On June 21 the judge allowed him to leave the country, when the bishop presented a note, presumably  from the Vatican saying that he’s an assessor of the Administration of the Patrimony of the Apostolic See (APSA).

When he got clearance, Zanchetta flew to Rome, where he lives in Santa Marta, the residence within Vatican grounds where the pope lives. The then-interim Vatican spokesman, Alessandro Gisotti, had confirmed to Crux at the time that the bishop was still suspended from his position.

Zanchetta, who’s been formally charged of abusing two seminarians between 2016 and 2017, is represented by a public defender. People close to the bishop acknowledge that choosing a public defender and not a well-known lawyer was a strategy by the prelate, to avoid enraging public opinion and even the judge.

The two young men who accused the bishop were still in the seminary when they made the allegations in February.

The bishop was appointed by Francis to Oran in 2013, and the pontiff accepted his resignation from the diocese in 2017.

Soon after his resignation, Zanchetta was appointed to APSA, which serves as a central bank for the Vatican and oversees its financial holdings. The original accusations made against the bishop also claim he was misusing diocesan funds, with the sale of two buildings for one million dollars kept off the books.

The bishop was suspended from APSA Jan. 4, pending an investigation of the allegations of sexual abuse.

Oran’s prosecutor, María Soledad Filtrín, has requested a public trial against the bishop. Speaking with Crux and local paper El Tribuno, she said that after Thursday, the accused has to be formally informed that there’s a request for trial. Then, he’ll have six days to appeal the accusations, and if overruled, the case will go to trial.

Filtrín said that some 20 former seminarians have given testimony regarding the case, and each one of them is key because they “illustrate the context and the relationship seminarians had with Zanchetta.”

“They are eye witnesses and they heard things, meaning that they can support what those denouncing him claim,” she said. “It’s very difficult to verbalize these situations, the fear they had of the bishop, their inability to defend themselves.”

The prosecutor acknowledged that there was an abuse of power and conscience, and a grooming process that led to the abuses. Without revealing sensitive information on the case, she also said that the bishops would buy them gifts and have other gestures of affection that, at the beginning, seemed normal and were perhaps welcomed by the young men who come from troubled families.

However, things escalated and the bishop began touching them improperly and as is public knowledge, kissed them on the neck, demanded massages and sat in their beds at night.

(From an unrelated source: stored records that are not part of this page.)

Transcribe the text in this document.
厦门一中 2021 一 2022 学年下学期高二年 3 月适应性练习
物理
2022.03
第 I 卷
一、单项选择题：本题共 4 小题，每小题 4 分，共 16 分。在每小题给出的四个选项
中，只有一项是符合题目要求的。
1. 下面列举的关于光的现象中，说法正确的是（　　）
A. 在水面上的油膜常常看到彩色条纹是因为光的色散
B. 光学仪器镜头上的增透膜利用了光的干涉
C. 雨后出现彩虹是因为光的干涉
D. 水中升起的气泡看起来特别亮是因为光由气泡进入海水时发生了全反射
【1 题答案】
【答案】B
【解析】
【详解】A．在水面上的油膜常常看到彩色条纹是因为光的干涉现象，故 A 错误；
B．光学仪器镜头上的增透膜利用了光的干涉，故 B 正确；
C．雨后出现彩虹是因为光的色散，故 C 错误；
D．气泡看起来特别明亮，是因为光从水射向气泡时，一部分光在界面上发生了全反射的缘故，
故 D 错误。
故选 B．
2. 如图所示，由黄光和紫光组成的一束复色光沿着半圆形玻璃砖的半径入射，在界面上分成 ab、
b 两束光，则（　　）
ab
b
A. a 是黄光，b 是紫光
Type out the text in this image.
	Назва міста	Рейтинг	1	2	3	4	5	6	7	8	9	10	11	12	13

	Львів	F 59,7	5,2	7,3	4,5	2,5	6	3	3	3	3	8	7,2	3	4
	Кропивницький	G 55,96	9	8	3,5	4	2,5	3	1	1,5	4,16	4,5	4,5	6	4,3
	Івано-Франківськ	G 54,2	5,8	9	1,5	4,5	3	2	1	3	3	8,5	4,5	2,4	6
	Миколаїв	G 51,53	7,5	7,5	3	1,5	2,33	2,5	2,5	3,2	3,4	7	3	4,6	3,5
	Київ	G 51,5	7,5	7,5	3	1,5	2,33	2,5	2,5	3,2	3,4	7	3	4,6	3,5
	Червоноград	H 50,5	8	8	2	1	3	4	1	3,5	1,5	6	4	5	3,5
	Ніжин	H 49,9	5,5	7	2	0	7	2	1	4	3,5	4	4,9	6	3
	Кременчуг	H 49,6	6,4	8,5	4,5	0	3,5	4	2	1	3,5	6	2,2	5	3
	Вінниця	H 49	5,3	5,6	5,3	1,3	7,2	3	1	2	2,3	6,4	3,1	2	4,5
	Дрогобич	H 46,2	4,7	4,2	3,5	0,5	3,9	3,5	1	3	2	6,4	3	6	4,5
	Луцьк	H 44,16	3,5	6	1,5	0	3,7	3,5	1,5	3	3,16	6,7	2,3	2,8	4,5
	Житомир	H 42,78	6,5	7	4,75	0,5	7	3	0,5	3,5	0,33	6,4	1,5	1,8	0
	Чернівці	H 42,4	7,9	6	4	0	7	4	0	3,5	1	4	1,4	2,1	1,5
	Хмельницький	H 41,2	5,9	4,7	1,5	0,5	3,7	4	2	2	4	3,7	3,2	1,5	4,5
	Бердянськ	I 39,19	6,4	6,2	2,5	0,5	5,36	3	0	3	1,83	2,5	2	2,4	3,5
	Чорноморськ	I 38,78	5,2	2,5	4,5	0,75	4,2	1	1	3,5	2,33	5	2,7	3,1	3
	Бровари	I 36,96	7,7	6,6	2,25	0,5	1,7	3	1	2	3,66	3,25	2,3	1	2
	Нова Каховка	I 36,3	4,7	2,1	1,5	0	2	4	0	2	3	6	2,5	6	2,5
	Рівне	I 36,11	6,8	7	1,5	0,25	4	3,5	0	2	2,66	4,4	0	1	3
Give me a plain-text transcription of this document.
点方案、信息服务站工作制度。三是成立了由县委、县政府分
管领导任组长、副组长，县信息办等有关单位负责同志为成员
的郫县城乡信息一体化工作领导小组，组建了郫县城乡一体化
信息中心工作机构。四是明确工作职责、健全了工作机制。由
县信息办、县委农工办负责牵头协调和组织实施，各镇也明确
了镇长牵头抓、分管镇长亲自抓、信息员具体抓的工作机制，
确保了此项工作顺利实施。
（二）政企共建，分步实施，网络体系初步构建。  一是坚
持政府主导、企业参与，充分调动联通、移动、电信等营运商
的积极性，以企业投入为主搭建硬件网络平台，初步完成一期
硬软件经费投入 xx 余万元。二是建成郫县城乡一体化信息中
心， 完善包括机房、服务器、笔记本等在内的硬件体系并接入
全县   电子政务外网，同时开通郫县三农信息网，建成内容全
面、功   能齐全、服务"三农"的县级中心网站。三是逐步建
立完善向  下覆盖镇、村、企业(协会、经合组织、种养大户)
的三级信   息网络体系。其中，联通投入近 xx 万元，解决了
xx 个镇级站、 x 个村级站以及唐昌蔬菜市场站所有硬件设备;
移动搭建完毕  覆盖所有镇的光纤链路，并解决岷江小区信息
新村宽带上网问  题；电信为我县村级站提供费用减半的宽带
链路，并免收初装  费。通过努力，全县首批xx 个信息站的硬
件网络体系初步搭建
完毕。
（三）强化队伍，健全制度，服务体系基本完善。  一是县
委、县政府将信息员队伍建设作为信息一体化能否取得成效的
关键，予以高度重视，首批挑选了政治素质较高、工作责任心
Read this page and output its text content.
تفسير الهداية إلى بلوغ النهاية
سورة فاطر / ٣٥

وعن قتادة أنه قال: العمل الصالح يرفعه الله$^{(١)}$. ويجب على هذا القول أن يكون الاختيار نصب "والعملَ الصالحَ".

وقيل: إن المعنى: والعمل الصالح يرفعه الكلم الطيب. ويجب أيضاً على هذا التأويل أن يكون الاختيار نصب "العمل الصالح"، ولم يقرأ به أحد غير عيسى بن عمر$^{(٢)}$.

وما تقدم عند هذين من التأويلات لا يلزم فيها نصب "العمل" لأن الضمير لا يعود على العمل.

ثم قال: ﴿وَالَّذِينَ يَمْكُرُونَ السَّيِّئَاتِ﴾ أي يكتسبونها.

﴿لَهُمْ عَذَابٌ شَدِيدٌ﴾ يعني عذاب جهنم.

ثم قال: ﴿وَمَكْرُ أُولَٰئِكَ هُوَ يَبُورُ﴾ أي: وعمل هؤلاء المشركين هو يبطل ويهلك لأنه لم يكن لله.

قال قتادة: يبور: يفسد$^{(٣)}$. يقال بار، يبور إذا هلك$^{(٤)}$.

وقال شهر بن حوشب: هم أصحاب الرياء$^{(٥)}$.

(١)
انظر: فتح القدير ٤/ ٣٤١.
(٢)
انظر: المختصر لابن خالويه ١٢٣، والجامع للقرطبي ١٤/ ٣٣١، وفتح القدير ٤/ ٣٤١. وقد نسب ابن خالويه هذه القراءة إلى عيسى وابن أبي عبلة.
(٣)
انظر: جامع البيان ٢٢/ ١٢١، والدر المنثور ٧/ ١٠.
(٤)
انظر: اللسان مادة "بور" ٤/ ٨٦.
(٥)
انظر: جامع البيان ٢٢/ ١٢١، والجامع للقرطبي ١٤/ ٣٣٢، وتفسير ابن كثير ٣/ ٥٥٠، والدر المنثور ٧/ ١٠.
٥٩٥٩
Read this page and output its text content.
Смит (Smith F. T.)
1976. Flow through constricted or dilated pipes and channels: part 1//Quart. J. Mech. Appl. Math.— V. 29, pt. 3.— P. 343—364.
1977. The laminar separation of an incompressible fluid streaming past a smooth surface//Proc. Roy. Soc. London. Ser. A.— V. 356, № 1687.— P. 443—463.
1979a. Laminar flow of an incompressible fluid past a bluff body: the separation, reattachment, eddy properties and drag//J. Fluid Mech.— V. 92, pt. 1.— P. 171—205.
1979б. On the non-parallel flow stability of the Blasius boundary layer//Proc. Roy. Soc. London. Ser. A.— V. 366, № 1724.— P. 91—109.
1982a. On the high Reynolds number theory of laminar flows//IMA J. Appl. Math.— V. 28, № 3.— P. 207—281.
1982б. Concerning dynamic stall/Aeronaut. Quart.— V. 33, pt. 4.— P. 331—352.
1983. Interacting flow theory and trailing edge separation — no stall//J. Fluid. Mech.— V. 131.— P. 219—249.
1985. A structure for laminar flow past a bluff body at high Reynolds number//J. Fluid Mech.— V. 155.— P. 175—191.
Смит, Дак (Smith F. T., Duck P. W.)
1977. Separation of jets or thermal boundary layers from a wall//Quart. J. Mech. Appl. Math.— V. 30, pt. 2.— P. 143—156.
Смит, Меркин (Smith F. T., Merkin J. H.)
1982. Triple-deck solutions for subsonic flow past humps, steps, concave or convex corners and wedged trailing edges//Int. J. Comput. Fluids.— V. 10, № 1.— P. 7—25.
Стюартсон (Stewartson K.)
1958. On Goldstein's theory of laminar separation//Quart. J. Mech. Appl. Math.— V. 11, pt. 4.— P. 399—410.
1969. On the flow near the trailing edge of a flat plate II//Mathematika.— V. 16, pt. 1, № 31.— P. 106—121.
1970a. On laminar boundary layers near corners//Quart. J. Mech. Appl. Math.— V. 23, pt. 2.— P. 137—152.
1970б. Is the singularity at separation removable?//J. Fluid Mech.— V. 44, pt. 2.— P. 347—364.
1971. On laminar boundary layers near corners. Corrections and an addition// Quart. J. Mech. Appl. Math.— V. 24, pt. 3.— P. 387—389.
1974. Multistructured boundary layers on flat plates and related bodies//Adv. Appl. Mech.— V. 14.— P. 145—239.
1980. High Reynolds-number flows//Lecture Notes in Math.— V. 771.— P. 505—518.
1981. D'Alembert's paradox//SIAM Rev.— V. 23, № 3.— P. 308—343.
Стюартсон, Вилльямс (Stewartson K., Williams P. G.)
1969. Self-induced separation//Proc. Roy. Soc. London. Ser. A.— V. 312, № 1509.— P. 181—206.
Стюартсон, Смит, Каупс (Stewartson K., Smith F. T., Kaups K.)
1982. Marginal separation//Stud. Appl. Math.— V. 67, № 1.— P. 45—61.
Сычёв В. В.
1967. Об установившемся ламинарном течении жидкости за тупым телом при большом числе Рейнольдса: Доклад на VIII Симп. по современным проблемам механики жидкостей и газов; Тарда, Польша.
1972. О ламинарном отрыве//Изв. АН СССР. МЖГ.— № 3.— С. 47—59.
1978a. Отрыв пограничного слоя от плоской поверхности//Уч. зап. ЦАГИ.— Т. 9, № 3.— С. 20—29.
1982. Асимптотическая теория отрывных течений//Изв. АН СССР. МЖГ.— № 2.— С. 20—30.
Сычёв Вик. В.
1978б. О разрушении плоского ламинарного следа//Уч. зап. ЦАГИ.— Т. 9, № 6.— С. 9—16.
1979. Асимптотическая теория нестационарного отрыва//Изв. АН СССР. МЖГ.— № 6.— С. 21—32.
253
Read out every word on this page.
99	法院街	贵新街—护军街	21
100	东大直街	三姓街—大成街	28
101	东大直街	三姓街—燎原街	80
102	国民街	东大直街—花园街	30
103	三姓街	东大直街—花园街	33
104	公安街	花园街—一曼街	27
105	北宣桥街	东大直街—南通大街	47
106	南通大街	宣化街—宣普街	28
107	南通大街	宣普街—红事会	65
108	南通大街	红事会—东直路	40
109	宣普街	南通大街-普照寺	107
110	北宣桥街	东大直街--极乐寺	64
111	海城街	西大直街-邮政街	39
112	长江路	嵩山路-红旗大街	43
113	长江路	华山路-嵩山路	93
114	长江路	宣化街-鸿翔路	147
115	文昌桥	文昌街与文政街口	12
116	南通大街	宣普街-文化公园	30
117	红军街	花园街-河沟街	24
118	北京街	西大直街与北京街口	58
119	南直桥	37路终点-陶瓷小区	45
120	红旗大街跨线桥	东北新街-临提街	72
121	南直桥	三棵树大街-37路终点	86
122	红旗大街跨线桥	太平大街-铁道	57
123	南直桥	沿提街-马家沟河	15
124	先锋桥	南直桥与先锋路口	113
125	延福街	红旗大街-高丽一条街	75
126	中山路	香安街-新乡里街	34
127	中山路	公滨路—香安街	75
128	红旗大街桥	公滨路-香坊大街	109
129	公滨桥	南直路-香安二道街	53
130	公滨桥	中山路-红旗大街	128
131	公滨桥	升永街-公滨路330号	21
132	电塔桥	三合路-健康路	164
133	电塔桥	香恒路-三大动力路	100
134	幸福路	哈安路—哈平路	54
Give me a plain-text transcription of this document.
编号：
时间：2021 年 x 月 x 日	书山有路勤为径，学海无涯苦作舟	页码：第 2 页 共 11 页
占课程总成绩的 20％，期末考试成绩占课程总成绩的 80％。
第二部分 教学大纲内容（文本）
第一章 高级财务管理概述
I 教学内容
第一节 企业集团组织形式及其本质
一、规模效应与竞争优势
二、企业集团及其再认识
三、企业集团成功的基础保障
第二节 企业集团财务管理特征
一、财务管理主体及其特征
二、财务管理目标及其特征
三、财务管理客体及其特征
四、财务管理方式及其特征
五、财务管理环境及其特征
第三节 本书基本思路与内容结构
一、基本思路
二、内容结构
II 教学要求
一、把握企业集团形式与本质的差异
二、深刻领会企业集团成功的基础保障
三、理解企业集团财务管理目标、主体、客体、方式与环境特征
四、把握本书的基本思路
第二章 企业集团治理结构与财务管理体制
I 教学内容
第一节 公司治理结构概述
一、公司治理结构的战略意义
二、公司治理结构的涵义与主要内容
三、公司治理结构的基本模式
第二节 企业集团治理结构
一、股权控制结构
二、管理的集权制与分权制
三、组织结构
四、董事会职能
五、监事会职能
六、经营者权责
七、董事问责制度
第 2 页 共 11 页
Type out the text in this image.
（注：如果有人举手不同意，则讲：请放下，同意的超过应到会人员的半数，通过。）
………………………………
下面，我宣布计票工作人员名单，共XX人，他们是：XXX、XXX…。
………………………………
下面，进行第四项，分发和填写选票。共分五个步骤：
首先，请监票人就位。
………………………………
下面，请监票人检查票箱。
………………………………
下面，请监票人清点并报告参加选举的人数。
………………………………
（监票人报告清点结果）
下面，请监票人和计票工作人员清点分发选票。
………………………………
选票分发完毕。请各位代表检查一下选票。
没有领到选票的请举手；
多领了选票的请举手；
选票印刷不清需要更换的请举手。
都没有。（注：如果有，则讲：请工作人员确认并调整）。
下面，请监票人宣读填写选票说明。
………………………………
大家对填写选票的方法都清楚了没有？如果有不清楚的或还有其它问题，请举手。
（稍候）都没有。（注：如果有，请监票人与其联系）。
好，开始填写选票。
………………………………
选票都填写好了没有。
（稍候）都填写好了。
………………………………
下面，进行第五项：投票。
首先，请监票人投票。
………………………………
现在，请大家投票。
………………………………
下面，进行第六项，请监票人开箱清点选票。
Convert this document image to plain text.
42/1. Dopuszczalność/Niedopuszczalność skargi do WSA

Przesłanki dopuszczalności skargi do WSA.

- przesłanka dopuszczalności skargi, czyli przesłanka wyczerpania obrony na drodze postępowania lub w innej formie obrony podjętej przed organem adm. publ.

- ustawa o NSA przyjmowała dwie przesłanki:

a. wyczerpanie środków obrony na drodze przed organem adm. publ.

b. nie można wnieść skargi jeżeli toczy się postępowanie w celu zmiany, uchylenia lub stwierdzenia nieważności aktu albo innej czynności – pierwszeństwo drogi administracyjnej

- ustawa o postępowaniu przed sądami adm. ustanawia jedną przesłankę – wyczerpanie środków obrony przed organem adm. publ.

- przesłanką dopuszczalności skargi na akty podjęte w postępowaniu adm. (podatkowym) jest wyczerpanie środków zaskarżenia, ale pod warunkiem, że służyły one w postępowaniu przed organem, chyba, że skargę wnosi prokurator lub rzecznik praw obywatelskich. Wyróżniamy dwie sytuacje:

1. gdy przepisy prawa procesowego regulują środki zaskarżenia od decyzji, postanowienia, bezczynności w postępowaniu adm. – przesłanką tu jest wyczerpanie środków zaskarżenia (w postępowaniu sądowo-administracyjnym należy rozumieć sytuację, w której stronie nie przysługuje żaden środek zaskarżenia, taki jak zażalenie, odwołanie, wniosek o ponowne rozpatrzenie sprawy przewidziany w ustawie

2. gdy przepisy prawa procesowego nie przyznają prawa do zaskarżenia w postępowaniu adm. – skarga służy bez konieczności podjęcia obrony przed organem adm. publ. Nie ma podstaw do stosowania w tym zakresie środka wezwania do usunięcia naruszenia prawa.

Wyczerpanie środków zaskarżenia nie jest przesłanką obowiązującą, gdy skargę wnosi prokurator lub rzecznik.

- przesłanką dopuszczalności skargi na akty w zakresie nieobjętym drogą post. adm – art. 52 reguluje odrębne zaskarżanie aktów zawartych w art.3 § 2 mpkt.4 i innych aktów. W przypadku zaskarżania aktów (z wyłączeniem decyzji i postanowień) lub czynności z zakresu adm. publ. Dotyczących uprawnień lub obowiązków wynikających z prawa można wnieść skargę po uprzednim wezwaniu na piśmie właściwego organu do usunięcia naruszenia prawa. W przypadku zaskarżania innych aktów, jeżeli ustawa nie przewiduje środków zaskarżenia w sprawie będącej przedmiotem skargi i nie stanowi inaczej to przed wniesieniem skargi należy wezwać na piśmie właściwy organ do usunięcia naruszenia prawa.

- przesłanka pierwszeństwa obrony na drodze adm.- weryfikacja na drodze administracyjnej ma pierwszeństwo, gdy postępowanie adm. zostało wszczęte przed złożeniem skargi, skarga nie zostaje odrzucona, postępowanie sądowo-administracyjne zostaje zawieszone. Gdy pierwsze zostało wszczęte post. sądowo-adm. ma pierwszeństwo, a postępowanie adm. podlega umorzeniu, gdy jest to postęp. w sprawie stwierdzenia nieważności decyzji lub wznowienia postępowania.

Zanchetta’s religious status, the prosecutor said, should be taken into consideration, as his position demanded “the duty to act with rectitude” and being in a direct line of superiority with the seminarians, they felt threatened by him and were unable to fight the abuses.

“They had a reverential fear and a respect for the bishop,” when he arrived and was introduced to the diocese as a “friend of the pope.”

The original allegations against Zanchetta came in 2015. They involved inappropriate sexual behavior, including the report of a diocesan secretary who said she found nude pictures of the bishop on his phone as well as videos involving young men having sex.

A second report was sent to the Vatican’s ambassador in Argentina in 2016, and a year later, Francis requested a third report, again through the nuncio. Soon after, he accepted the bishop’s resignation.